The "gayer" part of our little world at the baths used, as I have said, more especially to congregate at the "Ponte," and the more "proper" portion at the "Villa," for, as I have also said, the English Church service was performed there, in a hired room, as I remember, when I first went there. But a church was already in process of being built, mainly by the exertions of a lady, who assuredly cannot be forgotten by any one who ever knew the Baths in those days, or for many years afterwards—Mrs. Stisted. Unlike the rest of the world she lived neither at the "Ponte," nor at the "Villa," nor at the "Bagni Caldi," but at "The Cottage," a little habitation on the bank of the stream about half-way between the "Ponte" and the "Villa." Also unlike all the rest of the world she lived there permanently, for the place was her own, or rather the property of her husband, Colonel Stisted. He was a long, lean, grey, faded, exceedingly mild, and perfectly gentlemanlike old man; but she was one of the queerest people my roving life has ever made me acquainted with.

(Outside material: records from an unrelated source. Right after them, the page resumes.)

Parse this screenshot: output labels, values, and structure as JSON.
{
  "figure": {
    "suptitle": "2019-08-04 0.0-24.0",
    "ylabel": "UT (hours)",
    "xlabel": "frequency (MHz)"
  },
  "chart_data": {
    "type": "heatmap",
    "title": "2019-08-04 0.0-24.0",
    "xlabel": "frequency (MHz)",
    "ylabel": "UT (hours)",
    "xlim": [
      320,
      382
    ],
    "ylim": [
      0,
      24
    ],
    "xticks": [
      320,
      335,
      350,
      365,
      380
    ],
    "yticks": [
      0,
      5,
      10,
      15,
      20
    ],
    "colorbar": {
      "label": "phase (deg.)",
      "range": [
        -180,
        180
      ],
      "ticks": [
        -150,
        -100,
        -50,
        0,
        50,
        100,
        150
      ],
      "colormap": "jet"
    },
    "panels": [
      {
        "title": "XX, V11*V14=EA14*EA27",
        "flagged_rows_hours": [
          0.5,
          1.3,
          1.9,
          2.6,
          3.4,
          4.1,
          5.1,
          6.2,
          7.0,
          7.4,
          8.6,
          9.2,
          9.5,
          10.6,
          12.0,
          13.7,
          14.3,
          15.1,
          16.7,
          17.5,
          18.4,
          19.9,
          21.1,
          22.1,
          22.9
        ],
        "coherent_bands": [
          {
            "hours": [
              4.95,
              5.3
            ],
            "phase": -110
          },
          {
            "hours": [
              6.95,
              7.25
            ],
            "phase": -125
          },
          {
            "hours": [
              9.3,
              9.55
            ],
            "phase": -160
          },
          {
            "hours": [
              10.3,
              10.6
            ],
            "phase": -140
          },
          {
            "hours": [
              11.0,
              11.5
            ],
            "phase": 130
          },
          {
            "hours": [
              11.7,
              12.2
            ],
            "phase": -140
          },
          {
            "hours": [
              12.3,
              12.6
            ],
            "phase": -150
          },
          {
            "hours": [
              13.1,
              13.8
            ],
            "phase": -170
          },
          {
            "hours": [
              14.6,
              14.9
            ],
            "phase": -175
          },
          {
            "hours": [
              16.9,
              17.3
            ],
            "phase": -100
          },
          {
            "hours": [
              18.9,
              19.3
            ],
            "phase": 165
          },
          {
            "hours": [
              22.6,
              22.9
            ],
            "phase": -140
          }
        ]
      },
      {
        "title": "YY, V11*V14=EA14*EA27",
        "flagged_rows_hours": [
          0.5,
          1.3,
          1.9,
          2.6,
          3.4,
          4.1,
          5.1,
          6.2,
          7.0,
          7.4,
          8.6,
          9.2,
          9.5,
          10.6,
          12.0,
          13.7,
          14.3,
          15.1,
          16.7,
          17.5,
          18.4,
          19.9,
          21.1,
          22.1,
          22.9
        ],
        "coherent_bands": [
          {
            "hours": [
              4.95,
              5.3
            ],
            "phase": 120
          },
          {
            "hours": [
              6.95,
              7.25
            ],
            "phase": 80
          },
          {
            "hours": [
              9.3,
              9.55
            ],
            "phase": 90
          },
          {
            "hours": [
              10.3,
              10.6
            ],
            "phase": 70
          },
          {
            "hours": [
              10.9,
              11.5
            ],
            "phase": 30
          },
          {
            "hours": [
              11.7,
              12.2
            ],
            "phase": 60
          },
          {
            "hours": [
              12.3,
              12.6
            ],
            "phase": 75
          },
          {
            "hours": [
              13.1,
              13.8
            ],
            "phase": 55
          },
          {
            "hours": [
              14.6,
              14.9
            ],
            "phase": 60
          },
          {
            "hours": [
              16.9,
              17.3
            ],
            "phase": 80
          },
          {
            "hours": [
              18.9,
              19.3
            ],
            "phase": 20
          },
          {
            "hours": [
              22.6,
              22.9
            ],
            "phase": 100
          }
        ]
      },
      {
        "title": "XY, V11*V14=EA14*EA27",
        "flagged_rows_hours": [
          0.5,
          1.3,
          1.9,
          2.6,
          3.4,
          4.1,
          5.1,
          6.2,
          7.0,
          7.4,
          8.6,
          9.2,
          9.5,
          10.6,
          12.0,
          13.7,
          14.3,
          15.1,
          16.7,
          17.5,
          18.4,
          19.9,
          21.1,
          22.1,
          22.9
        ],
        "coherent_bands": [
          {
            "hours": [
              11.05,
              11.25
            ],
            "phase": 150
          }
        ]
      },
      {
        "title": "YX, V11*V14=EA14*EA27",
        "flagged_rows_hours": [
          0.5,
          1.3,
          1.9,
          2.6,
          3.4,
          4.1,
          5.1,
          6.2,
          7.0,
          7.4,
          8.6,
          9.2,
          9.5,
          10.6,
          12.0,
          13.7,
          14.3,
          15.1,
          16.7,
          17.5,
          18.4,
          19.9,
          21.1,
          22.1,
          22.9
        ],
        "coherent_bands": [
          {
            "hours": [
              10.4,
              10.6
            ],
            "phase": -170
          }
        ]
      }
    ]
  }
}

She was the Queen of the Baths. On one occasion at the ducal villa, his Highness, who spoke English perfectly, said as she entered the room, "Here comes the Queen of the Baths!" "He calls me his Queen," said she, turning to the surrounding circle with a magnificent wave of the hand and delightedly complacent smile. It was not exactly that that the Duke had said, but he was immensely amused, as were we all, for some days afterwards.

She was a stout old lady, with large rubicund face and big blue eyes, surrounded by very abundant grey curls. She used to play, or profess to play, the harp, and adopted, as she explained, a costume for the purpose. This consisted of a loose, flowing garment, much like a muslin surplice, which fell back and allowed the arm to be seen when raised for performance on her favourite instrument. The arm probably was, or had once been, a handsome one. The large grey head, and the large blue eyes, and the drooping curls, were also raised simultaneously, and the player looked singularly like the picture of King David similarly employed, which I have seen as a frontispiece in an old-fashioned prayer-book. But the specialty of the performance was that, as all present always said, no sound whatever was heard to issue from the instrument! "Attitude is everything," as we have heard in connection with other matters; but with dear old Mrs. Stisted at her harp it was absolutely and literally so to the exclusion of all else!

She and the good old colonel—he was a truly good and benevolent man, and, indeed, I believe she was a good and charitable woman, despite her manifold absurdities and eccentricities—used to drive out in the evening among her subjects—her subjects, for neither I nor anybody else ever heard him called King of the Baths!—in an old-fashioned, very shabby and very high-hung phaeton, sometimes with her niece Charlotte—an excellent creature and universal favourite—by her side, and the colonel on the seat behind, ready to offer the hospitality of the place by his side to any mortal so favoured by the queen as to have received such an invitation.